A serious and honest analysis of the past “includes the recognition of the systemic deficiencies, the mistakes made, and the lack of responsibility towards the Creator, our neighbor and creation,” the pope told the GLOBSEC Bratislava Forum on the theme of building the world back better.

It is essential “to develop an idea of ​​recovery that aims not only to rebuild what existed, but to correct what no longer worked before the arrival of the Coronavirus and that has contributed to aggravating the crisis,” the pontiff said in his Spanish-language video message.

In order to rebuild our world after the experience of the pandemic, he stated, we must “confront a number of serious socio-economic, ecological and political issues, all of which are interrelated.”

In his analysis of the circumstances that led to the present situation, Francis said, “I see a world that has been fooled by an illusory sense of security based on profit.”

“I see a model of economic and social life characterized by so many inequalities and selfishness, in which a tiny minority of the world’s population owns most of the assets, and which often does not hesitate to exploit people and resources,” he continued.

“I see a lifestyle that does not take sufficient care of the environment,” the pope added. “We have become accustomed to consuming and destroying without qualms what belongs to everyone and should be safeguarded with respect.”
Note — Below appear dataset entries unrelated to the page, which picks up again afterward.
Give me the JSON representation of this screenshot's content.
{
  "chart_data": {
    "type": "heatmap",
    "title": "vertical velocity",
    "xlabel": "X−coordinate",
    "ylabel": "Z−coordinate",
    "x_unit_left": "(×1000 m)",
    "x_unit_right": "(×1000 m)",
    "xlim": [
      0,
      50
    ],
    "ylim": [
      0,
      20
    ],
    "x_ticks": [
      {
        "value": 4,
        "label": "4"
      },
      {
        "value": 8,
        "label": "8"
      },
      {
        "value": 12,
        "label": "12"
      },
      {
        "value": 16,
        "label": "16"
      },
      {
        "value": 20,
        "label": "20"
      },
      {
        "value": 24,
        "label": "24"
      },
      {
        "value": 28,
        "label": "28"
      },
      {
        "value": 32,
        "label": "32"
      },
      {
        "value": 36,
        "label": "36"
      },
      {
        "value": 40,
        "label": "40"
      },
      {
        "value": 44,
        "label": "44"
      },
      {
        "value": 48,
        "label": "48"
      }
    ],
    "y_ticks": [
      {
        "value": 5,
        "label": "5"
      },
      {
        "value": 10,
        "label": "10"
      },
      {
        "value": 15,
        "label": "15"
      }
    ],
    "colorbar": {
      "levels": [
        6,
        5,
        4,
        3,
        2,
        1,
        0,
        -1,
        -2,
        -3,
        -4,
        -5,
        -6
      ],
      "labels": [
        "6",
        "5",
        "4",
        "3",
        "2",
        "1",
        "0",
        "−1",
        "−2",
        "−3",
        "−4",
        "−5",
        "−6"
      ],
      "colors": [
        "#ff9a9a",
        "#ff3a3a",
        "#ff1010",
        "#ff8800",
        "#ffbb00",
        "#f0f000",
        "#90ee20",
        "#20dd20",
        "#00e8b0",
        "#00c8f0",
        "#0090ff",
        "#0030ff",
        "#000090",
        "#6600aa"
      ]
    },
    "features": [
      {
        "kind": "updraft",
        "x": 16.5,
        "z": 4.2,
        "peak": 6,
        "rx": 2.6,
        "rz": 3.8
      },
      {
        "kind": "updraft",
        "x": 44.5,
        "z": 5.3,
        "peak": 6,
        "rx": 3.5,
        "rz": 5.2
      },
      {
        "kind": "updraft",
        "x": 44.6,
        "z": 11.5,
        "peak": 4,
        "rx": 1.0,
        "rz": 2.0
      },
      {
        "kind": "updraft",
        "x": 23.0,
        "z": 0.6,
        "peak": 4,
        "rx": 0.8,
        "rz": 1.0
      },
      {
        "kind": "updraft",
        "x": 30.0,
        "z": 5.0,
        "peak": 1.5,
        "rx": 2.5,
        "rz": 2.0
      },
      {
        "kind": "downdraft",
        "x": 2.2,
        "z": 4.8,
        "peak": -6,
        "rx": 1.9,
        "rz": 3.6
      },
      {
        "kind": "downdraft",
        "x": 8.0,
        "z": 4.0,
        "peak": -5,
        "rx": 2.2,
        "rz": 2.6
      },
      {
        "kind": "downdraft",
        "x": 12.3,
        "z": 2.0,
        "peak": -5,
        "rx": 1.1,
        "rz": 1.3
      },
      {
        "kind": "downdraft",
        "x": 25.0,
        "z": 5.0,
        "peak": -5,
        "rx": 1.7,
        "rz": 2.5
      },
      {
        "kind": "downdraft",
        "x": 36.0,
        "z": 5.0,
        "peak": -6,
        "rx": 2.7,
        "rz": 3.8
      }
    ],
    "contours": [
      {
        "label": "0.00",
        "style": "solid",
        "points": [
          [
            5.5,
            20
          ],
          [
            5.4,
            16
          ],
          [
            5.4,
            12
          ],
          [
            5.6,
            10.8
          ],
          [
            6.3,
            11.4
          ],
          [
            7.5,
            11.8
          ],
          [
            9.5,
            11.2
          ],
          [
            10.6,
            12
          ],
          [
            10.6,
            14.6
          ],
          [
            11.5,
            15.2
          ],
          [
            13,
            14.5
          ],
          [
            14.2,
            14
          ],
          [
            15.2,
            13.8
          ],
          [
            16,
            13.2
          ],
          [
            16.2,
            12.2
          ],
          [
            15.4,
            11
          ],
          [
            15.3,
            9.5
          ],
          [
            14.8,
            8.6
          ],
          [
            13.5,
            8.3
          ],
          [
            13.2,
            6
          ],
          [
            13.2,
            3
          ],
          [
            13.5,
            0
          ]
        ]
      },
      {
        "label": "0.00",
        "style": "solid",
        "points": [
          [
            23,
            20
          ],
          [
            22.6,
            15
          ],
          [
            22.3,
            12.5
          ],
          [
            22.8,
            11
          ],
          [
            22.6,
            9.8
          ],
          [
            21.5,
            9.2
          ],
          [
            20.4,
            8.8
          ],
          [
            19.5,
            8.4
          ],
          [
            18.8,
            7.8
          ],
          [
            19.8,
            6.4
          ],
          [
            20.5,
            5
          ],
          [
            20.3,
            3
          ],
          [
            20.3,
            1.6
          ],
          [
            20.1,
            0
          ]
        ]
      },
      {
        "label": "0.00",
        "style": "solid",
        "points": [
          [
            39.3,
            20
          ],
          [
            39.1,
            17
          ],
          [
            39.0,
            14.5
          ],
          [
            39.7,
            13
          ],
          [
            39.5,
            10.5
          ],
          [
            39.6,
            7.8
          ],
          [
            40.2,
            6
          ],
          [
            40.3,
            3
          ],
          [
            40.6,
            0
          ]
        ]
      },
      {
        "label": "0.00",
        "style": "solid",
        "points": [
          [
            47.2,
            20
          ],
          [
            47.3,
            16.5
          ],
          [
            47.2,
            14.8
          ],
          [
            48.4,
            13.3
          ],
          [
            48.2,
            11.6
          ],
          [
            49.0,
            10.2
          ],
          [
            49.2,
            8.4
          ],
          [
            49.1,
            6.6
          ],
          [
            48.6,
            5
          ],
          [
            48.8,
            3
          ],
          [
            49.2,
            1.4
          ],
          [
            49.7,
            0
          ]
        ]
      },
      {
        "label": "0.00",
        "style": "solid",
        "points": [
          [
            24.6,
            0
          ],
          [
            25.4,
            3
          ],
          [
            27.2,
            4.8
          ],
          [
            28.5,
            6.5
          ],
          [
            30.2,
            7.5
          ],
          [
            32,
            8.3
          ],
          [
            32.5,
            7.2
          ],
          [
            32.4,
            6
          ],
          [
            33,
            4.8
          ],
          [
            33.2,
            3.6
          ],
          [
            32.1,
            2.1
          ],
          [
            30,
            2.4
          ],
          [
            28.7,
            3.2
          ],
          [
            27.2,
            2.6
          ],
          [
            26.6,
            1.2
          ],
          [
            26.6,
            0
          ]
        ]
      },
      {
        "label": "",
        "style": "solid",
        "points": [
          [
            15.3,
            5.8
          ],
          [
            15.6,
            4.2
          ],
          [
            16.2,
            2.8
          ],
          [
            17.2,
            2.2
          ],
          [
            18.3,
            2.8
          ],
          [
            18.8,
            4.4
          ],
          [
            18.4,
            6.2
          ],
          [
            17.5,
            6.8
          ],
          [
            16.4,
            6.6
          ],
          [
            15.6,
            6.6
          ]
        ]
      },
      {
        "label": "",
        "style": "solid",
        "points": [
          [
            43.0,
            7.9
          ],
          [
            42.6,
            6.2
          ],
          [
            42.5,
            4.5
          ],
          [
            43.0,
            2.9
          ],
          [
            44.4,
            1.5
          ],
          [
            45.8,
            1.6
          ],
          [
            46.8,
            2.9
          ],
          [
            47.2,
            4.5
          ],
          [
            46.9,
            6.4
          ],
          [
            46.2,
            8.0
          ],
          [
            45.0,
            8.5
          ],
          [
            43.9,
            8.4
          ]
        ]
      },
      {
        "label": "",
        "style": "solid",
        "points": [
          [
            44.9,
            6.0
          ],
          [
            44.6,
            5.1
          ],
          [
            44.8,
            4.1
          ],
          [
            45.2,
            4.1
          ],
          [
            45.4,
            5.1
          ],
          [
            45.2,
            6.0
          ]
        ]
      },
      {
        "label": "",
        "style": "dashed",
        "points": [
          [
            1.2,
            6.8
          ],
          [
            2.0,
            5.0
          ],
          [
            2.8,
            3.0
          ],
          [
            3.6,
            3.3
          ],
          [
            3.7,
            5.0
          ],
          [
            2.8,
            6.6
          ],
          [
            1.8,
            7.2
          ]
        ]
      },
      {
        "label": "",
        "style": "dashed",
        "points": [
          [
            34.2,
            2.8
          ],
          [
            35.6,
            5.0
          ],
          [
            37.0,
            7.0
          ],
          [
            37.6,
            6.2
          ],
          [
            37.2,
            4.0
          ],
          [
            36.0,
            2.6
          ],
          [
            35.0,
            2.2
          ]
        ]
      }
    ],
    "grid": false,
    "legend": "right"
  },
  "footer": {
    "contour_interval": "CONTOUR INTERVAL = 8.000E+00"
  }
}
By so doing, we have created an “ecological debt” that weighs heavily on the poor and future generations, Francis said.

To build back better, conversion is needed, he declared, including “decisions that turn death into life, weapons into food.”

“But we all also need to undertake an ecological conversion,” he said. “In effect, the overall vision includes the perspective of a creation understood as a ‘common home’ and urgently calls for action to protect it.”